Saskatoon

'It's always about balance': AIDS Saskatoon supports police reforms, but not abolition

The executive director of AIDS Saskatoon says he supports the Black Lives Matter movement and others demanding reforms, but stopped short of endorsing the movement's specific call for police forces to be abolished.

Black Lives Matter and others in Sask have demanded abolition of police and prisons following recent incidents

AIDS Saskatoon executive director Jason Mercredi, left, poses this week with members of the Saskatoon Police Service after giving them a two-day course in harm reduction and de-escalation. Mercredi says he agrees reform is urgently needed, but doesn't believe abolishing police forces is the answer. (AIDS Saskatoon/Twitter)

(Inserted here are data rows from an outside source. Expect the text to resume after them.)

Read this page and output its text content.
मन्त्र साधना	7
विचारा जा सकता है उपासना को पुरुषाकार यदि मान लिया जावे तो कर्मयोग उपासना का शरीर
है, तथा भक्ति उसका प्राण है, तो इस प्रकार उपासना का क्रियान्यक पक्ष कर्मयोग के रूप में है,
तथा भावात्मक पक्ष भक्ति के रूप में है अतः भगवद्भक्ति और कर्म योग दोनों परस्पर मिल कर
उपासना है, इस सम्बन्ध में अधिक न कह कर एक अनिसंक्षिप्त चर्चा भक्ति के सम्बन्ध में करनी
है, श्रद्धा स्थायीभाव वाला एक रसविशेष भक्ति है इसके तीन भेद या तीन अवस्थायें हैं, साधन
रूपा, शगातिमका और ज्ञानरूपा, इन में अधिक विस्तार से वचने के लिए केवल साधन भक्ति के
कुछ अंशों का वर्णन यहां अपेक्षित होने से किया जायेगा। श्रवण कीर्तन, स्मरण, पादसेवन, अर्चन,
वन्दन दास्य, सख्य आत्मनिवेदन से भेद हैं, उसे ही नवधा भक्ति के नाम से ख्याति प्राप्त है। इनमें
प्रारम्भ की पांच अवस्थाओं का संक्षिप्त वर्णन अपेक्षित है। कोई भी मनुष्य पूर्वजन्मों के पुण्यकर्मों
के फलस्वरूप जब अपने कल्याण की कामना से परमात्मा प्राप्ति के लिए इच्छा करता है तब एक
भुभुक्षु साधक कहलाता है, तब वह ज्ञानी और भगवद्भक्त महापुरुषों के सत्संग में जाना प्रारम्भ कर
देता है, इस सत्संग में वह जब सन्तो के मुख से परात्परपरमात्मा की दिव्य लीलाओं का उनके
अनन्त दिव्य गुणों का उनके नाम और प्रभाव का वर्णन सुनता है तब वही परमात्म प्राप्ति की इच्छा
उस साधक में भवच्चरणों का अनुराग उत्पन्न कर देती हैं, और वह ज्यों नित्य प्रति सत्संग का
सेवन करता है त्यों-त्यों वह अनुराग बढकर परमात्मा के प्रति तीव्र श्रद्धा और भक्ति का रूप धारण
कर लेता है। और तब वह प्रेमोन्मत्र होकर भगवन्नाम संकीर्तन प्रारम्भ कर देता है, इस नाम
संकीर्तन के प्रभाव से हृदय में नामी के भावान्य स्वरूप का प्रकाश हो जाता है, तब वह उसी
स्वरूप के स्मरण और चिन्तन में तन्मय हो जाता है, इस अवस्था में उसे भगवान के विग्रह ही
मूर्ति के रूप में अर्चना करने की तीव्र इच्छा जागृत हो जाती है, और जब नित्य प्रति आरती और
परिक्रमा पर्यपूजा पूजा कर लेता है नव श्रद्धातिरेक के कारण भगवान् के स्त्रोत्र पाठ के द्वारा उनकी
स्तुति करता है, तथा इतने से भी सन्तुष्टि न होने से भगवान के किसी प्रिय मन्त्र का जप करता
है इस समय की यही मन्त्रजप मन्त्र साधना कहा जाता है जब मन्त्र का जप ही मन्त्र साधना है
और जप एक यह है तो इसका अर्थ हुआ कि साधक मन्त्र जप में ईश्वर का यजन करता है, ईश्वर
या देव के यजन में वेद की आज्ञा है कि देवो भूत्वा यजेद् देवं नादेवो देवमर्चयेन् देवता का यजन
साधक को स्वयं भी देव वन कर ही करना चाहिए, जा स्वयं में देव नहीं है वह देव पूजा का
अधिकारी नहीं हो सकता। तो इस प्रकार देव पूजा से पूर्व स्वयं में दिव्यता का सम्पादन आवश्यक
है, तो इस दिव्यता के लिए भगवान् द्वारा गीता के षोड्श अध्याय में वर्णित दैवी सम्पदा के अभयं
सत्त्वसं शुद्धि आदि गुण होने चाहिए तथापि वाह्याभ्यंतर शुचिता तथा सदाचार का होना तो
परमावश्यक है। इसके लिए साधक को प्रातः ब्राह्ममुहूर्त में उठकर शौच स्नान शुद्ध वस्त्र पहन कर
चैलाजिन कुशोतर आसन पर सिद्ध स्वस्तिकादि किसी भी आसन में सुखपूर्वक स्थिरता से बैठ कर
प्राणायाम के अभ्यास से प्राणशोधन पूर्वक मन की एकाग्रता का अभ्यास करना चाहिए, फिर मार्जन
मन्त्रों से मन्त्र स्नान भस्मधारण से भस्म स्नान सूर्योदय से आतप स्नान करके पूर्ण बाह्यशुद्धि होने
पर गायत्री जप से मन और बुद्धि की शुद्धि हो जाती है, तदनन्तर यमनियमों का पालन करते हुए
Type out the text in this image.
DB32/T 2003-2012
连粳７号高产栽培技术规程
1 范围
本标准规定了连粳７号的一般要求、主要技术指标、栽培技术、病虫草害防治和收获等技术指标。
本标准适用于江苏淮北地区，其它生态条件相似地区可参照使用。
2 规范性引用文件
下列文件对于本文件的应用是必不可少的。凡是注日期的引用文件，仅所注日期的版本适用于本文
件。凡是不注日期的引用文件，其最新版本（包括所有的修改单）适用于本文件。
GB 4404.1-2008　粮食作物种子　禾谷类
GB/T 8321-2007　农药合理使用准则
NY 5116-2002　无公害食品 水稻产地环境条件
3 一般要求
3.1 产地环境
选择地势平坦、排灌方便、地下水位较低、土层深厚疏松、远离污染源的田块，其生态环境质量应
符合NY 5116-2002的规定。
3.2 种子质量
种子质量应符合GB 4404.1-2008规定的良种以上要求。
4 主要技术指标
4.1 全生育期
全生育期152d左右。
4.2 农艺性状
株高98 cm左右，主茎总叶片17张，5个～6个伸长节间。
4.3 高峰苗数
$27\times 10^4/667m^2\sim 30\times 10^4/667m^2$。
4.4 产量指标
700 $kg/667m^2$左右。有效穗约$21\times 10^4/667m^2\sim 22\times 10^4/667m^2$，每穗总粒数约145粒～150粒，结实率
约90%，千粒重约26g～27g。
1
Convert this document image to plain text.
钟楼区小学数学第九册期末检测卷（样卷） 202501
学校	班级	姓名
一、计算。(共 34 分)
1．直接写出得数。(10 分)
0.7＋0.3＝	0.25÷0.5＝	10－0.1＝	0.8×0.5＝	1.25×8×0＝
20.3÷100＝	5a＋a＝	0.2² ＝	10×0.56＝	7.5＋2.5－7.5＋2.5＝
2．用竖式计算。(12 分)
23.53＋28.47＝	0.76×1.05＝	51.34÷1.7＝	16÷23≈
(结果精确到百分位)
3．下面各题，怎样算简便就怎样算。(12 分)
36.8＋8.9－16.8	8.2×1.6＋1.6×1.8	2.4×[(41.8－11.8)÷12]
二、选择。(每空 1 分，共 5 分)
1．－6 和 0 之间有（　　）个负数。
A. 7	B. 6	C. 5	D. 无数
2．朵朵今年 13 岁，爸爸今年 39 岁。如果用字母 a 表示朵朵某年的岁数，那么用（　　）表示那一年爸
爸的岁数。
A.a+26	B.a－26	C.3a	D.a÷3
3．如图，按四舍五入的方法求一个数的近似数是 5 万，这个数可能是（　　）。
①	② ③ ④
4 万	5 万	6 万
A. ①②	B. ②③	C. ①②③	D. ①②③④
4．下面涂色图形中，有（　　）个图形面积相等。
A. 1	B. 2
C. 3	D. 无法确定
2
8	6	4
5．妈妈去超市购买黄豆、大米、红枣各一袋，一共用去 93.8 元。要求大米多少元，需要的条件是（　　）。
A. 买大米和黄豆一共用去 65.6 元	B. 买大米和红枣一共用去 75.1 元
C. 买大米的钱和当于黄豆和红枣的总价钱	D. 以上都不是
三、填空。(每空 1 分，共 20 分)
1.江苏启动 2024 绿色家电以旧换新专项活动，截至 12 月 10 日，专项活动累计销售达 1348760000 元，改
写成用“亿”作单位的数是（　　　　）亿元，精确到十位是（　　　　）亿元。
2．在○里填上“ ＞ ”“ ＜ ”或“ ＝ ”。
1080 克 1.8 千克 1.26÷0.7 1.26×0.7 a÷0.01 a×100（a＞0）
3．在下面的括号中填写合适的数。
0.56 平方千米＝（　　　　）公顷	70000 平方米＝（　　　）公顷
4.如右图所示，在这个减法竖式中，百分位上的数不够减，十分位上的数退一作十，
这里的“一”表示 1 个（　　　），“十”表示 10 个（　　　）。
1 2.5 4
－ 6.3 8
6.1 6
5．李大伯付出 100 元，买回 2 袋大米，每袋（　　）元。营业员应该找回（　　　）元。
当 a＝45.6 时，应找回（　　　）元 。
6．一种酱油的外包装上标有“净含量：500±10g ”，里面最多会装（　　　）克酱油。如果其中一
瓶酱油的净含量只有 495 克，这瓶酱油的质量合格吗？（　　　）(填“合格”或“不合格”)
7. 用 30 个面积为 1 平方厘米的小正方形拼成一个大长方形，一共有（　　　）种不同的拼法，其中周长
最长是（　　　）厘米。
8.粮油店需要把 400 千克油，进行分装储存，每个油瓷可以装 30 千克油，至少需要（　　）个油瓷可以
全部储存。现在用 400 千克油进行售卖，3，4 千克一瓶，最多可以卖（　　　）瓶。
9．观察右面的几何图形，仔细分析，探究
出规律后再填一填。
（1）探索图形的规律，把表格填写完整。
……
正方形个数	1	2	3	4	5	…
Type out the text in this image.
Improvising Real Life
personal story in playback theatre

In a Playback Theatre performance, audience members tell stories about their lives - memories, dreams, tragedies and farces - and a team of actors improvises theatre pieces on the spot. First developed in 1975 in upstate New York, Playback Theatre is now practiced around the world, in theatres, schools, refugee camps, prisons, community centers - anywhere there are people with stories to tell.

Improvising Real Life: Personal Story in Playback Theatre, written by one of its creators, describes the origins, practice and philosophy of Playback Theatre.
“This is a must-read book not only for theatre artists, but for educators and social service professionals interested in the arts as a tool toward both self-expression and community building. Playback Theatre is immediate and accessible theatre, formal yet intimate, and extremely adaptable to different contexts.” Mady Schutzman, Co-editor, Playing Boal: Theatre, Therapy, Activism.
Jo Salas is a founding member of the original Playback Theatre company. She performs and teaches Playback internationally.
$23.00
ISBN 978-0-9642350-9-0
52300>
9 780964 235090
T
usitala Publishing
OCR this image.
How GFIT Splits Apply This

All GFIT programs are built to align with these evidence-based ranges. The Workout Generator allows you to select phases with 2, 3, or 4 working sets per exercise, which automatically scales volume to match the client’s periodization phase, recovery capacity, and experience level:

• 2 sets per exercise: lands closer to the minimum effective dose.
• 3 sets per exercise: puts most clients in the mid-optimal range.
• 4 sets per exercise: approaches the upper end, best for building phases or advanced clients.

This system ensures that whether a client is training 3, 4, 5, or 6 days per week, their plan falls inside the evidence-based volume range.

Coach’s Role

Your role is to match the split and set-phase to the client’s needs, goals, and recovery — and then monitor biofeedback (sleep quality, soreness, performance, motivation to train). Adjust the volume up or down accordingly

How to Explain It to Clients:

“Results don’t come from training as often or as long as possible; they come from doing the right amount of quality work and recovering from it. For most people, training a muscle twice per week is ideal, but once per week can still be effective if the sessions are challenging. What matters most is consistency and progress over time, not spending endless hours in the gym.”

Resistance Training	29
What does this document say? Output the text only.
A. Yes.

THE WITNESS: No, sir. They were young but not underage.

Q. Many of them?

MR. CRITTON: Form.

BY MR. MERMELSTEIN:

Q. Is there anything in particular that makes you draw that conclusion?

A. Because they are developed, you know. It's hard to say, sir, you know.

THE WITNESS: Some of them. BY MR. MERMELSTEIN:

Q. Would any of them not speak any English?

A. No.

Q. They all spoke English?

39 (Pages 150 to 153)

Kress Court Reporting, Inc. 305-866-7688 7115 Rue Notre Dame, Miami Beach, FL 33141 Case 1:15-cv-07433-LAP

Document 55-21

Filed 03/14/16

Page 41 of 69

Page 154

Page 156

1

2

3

The executive director of AIDS Saskatoon says he supports the Black Lives Matter movement and others demanding reforms, but stopped short of endorsing specific call for police forces to be abolished.

Jason Mercredi said it's important to work with police and governments on changes.

 "It's all about relationships. We have to make sure we're in dialogue with each other. If nobody's talking, that's when you can get problems," Mercredi said.

 AIDS Saskatoon has been working with police for the past year on de-escalation training, harm reduction and other reforms. At the same time, the non-profit — which provides support, advocacy and outreach services for people living with, or affected by, HIV/AIDS — is funding the Okihtcitawak Patrol Group as an additional presence in core neighbourhoods.

"I think it's always about balance, which is why we're funding Okihtcitawak Patrol Group and why we're working with Saskatoon Police Service. We're trying to be as responsive as we can to the community demands," Mercredi said.

As part of a survey it conducted last year, Mercredi says AIDS Saskatoon knocked on every door in the Pleasant Hill neighbourhood and elsewhere. He said more than half (52 per cent) off the 263 people who responded said they wanted more police and community patrols in the area.

Calls for reform

Mercredi said police need to change, but says those calling for more supports, like mental health and addiction services or more social workers, should take those demands to the provincial government, which funds those areas.

Mercredi noted it's the provincial government which has repeatedly rejected calls for funding a safe injection site in Saskatoon.

Since the killing of George Floyd by police in Minneapolis in May, there have been calls for around the world for defunding of police services — with proposals ranging from police budget cuts to a completely dismantling police forces.

Last month, a group called Saskatoon Coordinating Committee Against Police Violence organized a "Disarm, Defund and Abolish the Police" rally, calling on supporters to send a letter to elected officials asking them to "start divesting from the [Saskatoon Police Service] immediately."

The committee's Eileen Bear said said during the rally that defunding Saskatoon police wouldn't mean abolishing the service immediately, but transitioning some its funding and responsibilities to workers more suited to some crisis situations, such as nurses.

Earlier this week, OUTSaskatoon, which advocates for Saskatoon's 2SLGBTQ community, posted a letter of support on its Facebook page for Black Lives Matter, the Indigenous Joint Action Coalition and others. It said OUTSaskatoon supports those groups' calls for action, including "the abolition of the police, the closure of prisons, and a renewed emphasis on community programming and resources we desperately need."

In an interview Thursday, OUTSaskatoon acting director Krystal Nieckar said the Facebook post was meant as a general show of solidarity. OUTSaskatoon will hold a series of community talks this month and then decide whether to endorse specific demands, such as abolition of the police force.

"The current system is not working," Nieckar said. "But our decision [on specific demands] cannot be made without our community behind us. We'll take some time to listen."